If you’re in the same boat as me, paying for a semester abroad puts a tremendous strain on your bank account. I’m paying for this almost entirely on my own, which has turned my finances inside out but has also made this an incredibly rewarding experience.

I have been saving for something big since I was 12 years old. My mom always urged me to save half of anything I earned in order to pay for a car, an apartment, or a trip abroad. I chose a trip abroad.

Once I decided to study abroad I figured out exactly how much I needed before I left for Italy, which equaled about $1,000 for every month. Depending on where you go, you should plan to have about $1,000 of just spending money for every month. Obviously destinations like South Africa or Peru are going to require less, but I was planning for Italy – one of the most expensive places I could choose to go, aside from the United Kingdom.

I hate being bored, and I’m honestly pretty awful at relaxing, so instead of breezing through my time at Washington College, I worked seven jobs at a time to continue saving up the money necessary to study abroad.

It sounds impossible and crazy to work seven jobs, but I knew I’d have to work a lot to pay for studying abroad and that my experience abroad would be worth all the hours spent working.

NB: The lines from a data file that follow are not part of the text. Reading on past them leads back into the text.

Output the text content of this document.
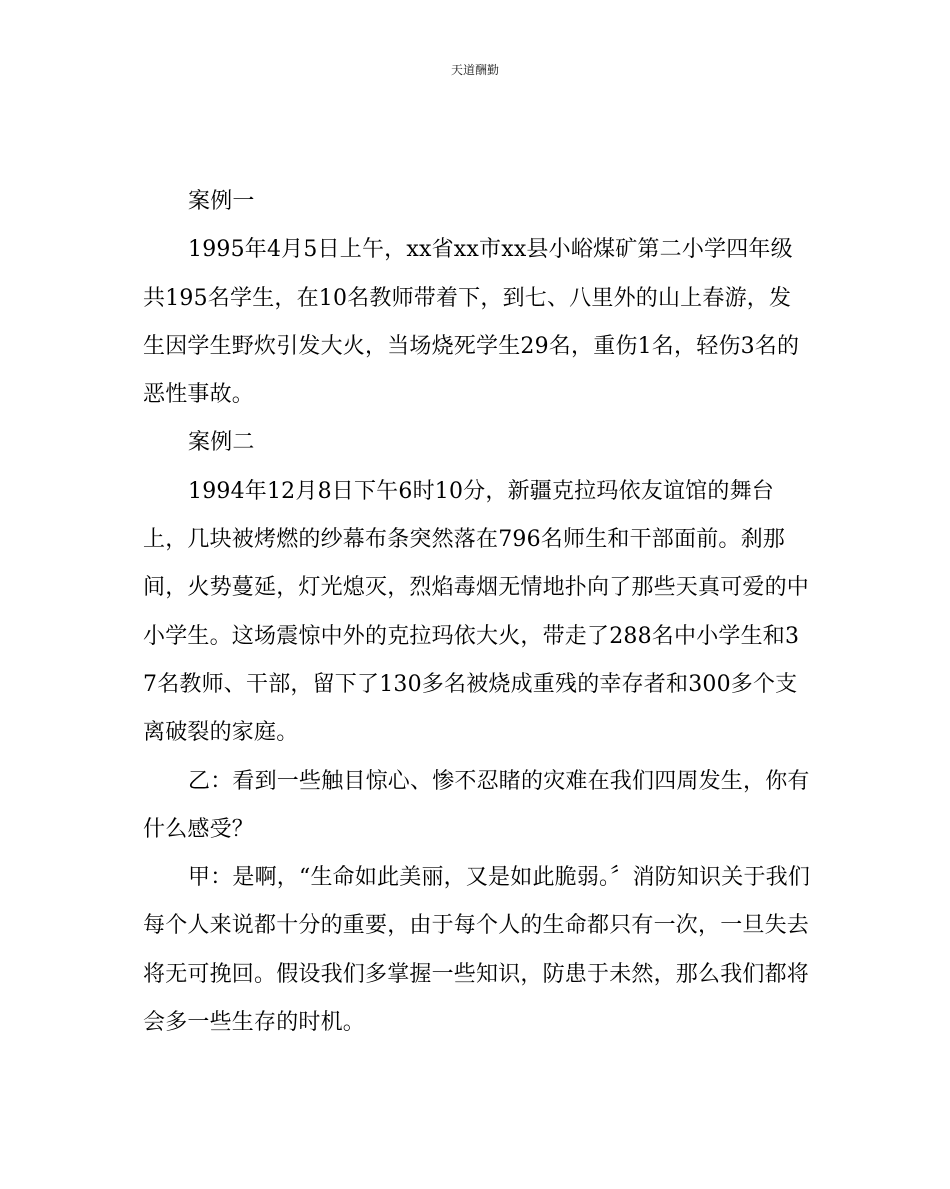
天道酬勤

案例一

1995年4月5日上午，xx省xx市xx县小峪煤矿第二小学四年级共195名学生，在10名教师带着下，到七、八里外的山上春游，发生因学生野炊引发大火，当场烧死学生29名，重伤1名，轻伤3名的恶性事故。

案例二

1994年12月8日下午6时10分，新疆克拉玛依友谊馆的舞台上，几块被烤燃的纱幕布条突然落在796名师生和干部面前。刹那间，火势蔓延，灯光熄灭，烈焰毒烟无情地扑向了那些天真可爱的中小学生。这场震惊中外的克拉玛依大火，带走了288名中小学生和37名教师、干部，留下了130多名被烧成重残的幸存者和300多个支离破裂的家庭。

乙：看到一些触目惊心、惨不忍睹的灾难在我们四周发生，你有什么感受？

甲：是啊，“生命如此美丽，又是如此脆弱。〞消防知识关于我们每个人来说都十分的重要，由于每个人的生命都只有一次，一旦失去将无可挽回。假设我们多掌握一些知识，防患于未然，那么我们都将会多一些生存的时机。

Aside from working as much as possible, there are other avenues available at WC for students trying to save up for studying abroad.

 

Cater Society

The Cater Society of Junior Fellows is an organization on campus which encourages students to participate in research in exchange for bringing back those ideas and sharing them with the other members of the Cater Society. They encourage this continuation of learning through research grants.

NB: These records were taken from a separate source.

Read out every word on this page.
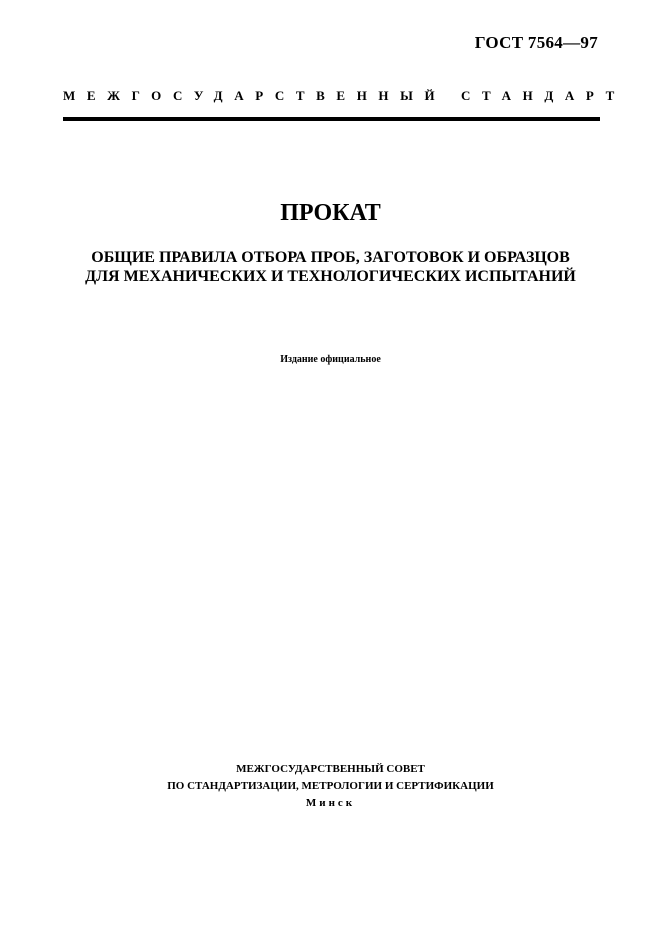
ГОСТ 7564—97
МЕЖГОСУДАРСТВЕННЫЙ СТАНДАРТ
ПРОКАТ
ОБЩИЕ ПРАВИЛА ОТБОРА ПРОБ, ЗАГОТОВОК И ОБРАЗЦОВ
ДЛЯ МЕХАНИЧЕСКИХ И ТЕХНОЛОГИЧЕСКИХ ИСПЫТАНИЙ
Издание официальное
МЕЖГОСУДАРСТВЕННЫЙ СОВЕТ
ПО СТАНДАРТИЗАЦИИ, МЕТРОЛОГИИ И СЕРТИФИКАЦИИ
Минск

Getting accepted in the Cater Society is no easy feat (it took me two tries) nor is getting a grant approved easy, but receiving a grant can significantly help with the cost of doing research while abroad and thus help to finance part of your time abroad.

 

Other Grants 

The grants at WC are like well-kept secrets. Whenever I discuss the grants I’ve won from a variety of outlets at WC people are almost always surprised that there are many. You certainly can’t count on winning them all, but a well thought -out research proposal can help your chances significantly. For different majors, there are different grants available, and all this information is easily searchable on the website.

Although the majority of this money is not for the purpose of studying abroad at its base level, you can propose to do research while abroad on a particular topic or participate in an internship and receive funds towards that. Assistant Dean for Academic Initiatives Dr. Andrea Lange is the expert on these grants, and she has helped me significantly in my past traveling abroad endeavors.

Talking to your department head is another great way of seeing if there are any grants specifically for your major and whether or not you qualify.

 

Ask for loans

Sometimes our pride gets in the way of asking for money, but I learned to swallow my pride and ask for a loan when I knew I really needed it for an experience like studying abroad. Fortunately for me, I had two grandparents who were willing to loan me the money I needed to make this semester possible, and I am forever grateful.

Paying for five months of living and traveling around in a completely new place is expensive, especially when you’ll have no income coming in. It can be scary to commit to spending thousands upon thousands of dollars in one semester. I had to accept that my bank account might be at zero when I come home in July, but that’s okay. Studying abroad is worth destroying my bank account.